News  ·  05 | 08 | 2018

"Una storia che nasce da lontano"

Intervista a Costanza Quatriglio, regista di "Sembra mio figlio" - Fuori concorso

 Con la vicenda di Ismail, un uomo che si mette in viaggio alla ricerca della madre dopo essere scappato da bambino dall’Afghanistan, torni a un film di finzione. Il tutto però nasce da una storia vera… 

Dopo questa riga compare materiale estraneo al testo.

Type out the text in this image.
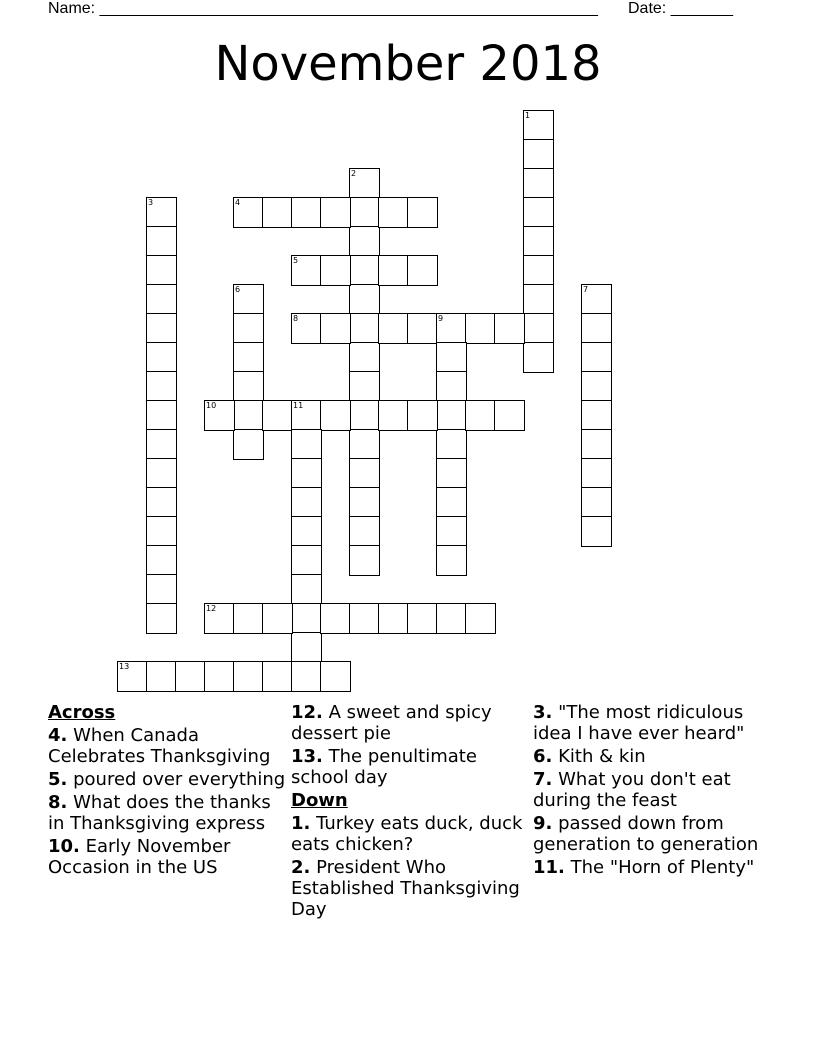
Name: ________________________________________________________ Date: _______
November 2018
1
2
3	4
5
6	7
8	9
10	11
12
13
Across
4. When Canada Celebrates Thanksgiving
5. poured over everything
8. What does the thanks in Thanksgiving express
10. Early November Occasion in the US
12. A sweet and spicy dessert pie
13. The penultimate school day
Down
1. Turkey eats duck, duck eats chicken?
2. President Who Established Thanksgiving Day
3. "The most ridiculous idea I have ever heard"
6. Kith & kin
7. What you don't eat during the feast
9. passed down from generation to generation
11. The "Horn of Plenty"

La storia nasce da lontano: nel 2005 giravo il mio film documentario Il mondo addosso, dove raccontavo le storie di bambini migranti, arrivati da soli in Italia dopo essere fuggiti dalle loro terre di nascita. In quell’occasione avevo conosciuto Jan ed ero stata colpita dalla sua avventura: era scappato dall’Afghanistan perché appartenente alla minoranza hazara che veniva perseguitata dai talebani. Ma non solo: quel ragazzo, nonostante fosse ancora minorenne e vivesse in una casa famiglia, trascorreva da volontario le notti nelle stazioni di Roma per aiutare altri bambini afghani che si trovavano in condizioni simili. E tutto questo lo faceva con grande spirito di altruismo e trattenendo dentro di sé un desiderio intimo e inconfessabile: la speranza di incontrare qualcuno che gli potesse dare qualche informazione su sua madre. Qualche anno dopo l’uscita de Il mondo addosso quel miracolo è avvenuto e quando Jan me l’ha raccontato, mi si è aperto un mondo. 

 

Nato da una profonda fiducia, il film infatti restituisce questa temperatura intima fin dalle prime scene…. 

Il carattere dell’intimità è connaturato alla storia. Il film sonda quelle soglie dove ci sono le speranze e i dolori più indicibili, quelli di un uomo che va alla ricerca della propria madre. Per la scrittura era necessario mettersi in posizione d’ascolto. L’ascolto, nel perdurare del lavoro di costruzione del film, è diventato quella cura e quell’attenzione ad ogni singolo dettaglio e sussurro dell’anima del protagonista. Il bisogno di raccontarsi e quello di essere riconosciuti dalla madre hanno la stessa forza. 

 

Un bisogno che resta “incentrato sul protagonista, mentre gli altri personaggi rimangono quasi sempre fuoricampo… 

Ho voluto mantenere un fondale evocativo dentro al quale si muove un personaggio che è alla ricerca di qualcosa che continuamente sfugge. Gli altri ci sono e sono tanti, ma all’inizio del film restano fuoricampo, proprio perché ho voluto stabilire un rapporto di prossimità con il protagonista. Nel corso del film, poi, il fuoricampo entra in campo. Quando Ismail decide di intraprendere il suo viaggio, si ritroverà in un mondo dalle proporzioni invertite perché diventa un piccolo punto in mezzo alla moltitudine, alla massa anonima. In un certo senso il suo corpo si rimpicciolisce, proprio mentre la nostra conoscenza si allarga fino alla comprensione della portata gigantesca della storia. 

 

Come ti sei trovata a dirigere un attore che parla nella lingua madre hazara?  

La sceneggiatura era in italiano e il lavoro fatto con l’attore principale Basir Ahang non è stato di semplice traduzione. Per lui è stato un vero processo di appropriazione di luci e ombre del personaggio e per me è stato un modo per entrare nei segreti della lingua attraverso l’esattezza delle sfumature di ogni singola parola. Persiano, indoeuropeo, radici antiche e profonde per una lingua che, man mano che realizzavo il film, aveva davvero la risonanza della lingua madre dell’umanità.